4 APRILE - INVESTIGATE LE SCRITTURE
La Parola di Dio è chiamata luce ai nostri piedi, non luce alla nostra lingua, solo per parlare, ma ai nostri piedi, per camminare. Ottenere la conoscenza è il compito tuo; aprire il cuore alla comprensione è opera dello Spirito Santo. Ma devi chiedergli saggezza e credere che te la darà. Dio ha promesso sapienza a coloro che «chiedono con fede, senza dubitare» (Gc 1,6). Cerca la saggezza, non perché gli uomini ti rispettino e ti ammirino, ma perché celebrino la grandezza di Dio.

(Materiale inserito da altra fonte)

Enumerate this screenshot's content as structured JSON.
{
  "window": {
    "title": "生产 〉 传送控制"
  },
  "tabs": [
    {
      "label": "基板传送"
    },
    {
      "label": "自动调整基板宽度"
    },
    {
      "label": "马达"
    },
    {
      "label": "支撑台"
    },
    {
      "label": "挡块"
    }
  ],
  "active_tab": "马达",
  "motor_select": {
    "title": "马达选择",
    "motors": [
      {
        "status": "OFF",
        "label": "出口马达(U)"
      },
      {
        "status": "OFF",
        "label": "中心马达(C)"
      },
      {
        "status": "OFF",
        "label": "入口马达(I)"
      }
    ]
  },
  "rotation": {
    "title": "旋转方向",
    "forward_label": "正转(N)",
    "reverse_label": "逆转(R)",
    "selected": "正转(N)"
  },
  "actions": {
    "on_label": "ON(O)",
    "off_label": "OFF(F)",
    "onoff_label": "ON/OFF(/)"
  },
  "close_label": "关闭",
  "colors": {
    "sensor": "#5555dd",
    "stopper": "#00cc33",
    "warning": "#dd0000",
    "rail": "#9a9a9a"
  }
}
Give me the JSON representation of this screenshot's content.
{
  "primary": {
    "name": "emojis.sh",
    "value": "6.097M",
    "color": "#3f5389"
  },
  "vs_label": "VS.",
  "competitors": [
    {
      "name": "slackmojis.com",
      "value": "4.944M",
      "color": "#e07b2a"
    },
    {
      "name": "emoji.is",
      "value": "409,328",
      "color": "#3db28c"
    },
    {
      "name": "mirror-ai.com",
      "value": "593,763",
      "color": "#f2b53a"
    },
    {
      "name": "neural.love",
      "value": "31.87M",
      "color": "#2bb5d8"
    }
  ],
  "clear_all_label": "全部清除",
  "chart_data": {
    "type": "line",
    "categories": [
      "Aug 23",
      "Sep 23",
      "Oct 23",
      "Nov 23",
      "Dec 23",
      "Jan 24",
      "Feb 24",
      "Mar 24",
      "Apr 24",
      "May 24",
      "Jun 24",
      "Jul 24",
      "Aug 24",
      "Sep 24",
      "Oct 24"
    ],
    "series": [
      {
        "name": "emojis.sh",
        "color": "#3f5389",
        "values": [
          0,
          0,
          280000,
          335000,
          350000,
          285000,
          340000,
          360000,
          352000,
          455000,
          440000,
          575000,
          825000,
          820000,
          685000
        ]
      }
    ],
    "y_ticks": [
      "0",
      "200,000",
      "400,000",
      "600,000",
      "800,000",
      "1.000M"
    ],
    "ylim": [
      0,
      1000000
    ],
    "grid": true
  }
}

Il fine di ogni sforzo umano dovrebbe essere quello di magnificare il Suo nome.
Non mollare quando le lezioni sono lunghe o difficili da capire. La Scrittura promette: "Allora conosceremo, se perseguiamo la conoscenza del SIGNORE" (Osea 6:3). I misteri di Cristo non si imparano in un giorno. Troppi leggono un capitolo o due della Bibbia, poi per mancanza di interesse lo mettono giù per settimane e non la leggono più. La lettura saltuaria della Parola e lo studio della Parola può essere paragonato alla differenza tra un'amicizia intima e una conoscenza casuale. Se vuoi una conoscenza genuina dovrai fare di più che salutare educatamente la Parola la domenica o annuire con riverenza quando ti capita di incontrarla per strada. Devi camminare con essa e parlarci ogni giorno della settimana. Devi invitarla nelle tue stanze private e rinunciare ad altri piaceri e doveri mondani per trascorrere del tempo in sua compagnia.